F. Hoffmann / 01.12.2019

Die Verkehrspolitik von übermorgen wird vermutlich eher rückschrittlich sein. In jenen früheren, finsteren Zeiten hätte man der Dame vielleicht einen Besen als angemessenes Transportmittel empfohlen. Aus Sparsamkeitsgründen tut es sicher auch die Moped-Variante, ein Handfeger.

Stefan Lanz / 01.12.2019

Es geht ja schon lange nicht mehr ums Klima, es geht um den Sozialismus. Und der soll sich bitte im Lande ausbreiten wie Mehltau… Alles was hierbei stört, wird irgendwie verunglimpft, bewährte Methode ist das Brandmarken als Umweltfrevel.

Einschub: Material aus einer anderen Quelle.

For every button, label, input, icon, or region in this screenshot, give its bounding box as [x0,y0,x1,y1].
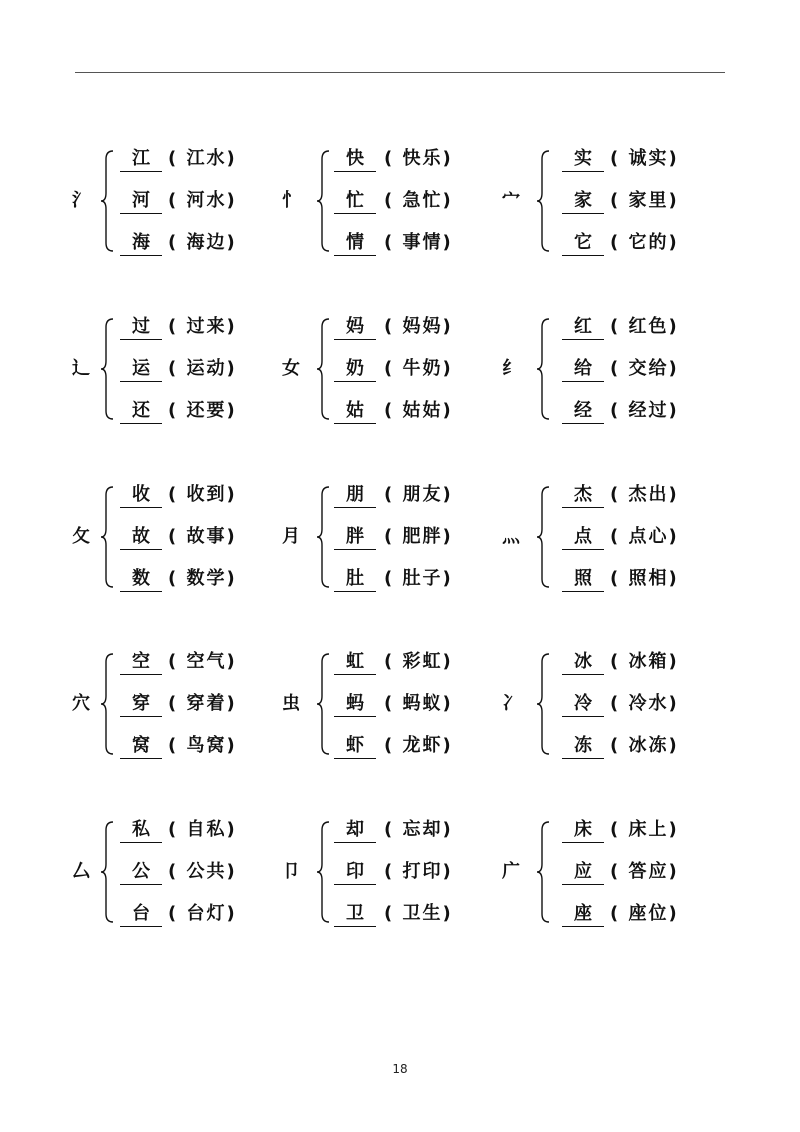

Dieser wurde zwar abgelöst vom Klimanotstand, wird, da bewährt, aber immer noch gerne genommen. Das Schlimme dabei ist ja nicht, dass es Leute gibt, die so eine Brücke kritisieren, aber das Windrad ganz ganz dolle finden, das Schlimme ist, dass es Menschen gibt, die so etwas (immer noch) wählen. Mit diesen nützlichen Idioten schlittern wir in die nächste grosse Krise, in der dann die Gutmeinenden grosse Augen machen werden - ganz grosse. Schade, denn es wird zwar immer vor den Nazis gewarnt, aber wie und warum es zur Machtergreifung durch diese kommen könnte, das hat man nicht als Wissen abgespeichert, das hat man grosszügig vergessen… Ich fahre heute über mehrer (Autobahn-)Brücken zu meinen Eltern, werde dabei meinen SUV, der ebenfalls verboten gehört (3Zylinder, knapp über 6 Liter Verbrauch an Superbenzin) benutzen und mit diesen dann 50 km entfernt 1. Advent feiern, bei Kaffee und Christstollen. Ich gehöre also ja so was von verboten! Aber ich werde jede Brücke geniessen und dabei an diesen Artikel denken… Schönen 1ten Advent noch!

F. Klein / 01.12.2019

Der Grünen sei die Frage gestellt, wie viel schöne Landschaften durch die heute rund 250 Meter hohen Windturbinen schon zerstört worden sind. Aber da sieht die Beurteilung wahrscheinlich ganz anders aus.

Hubert Bauer / 01.12.2019

Ist so ein Bauwerk sind der beste Klimaschutz? Klar soviel Beton und Stahl zu verbauen kostet erst mal viel CO2. Aber es erspart doch langfristig auch viele Umwege und damit wird hundert Jahre lang CO2 eingespart.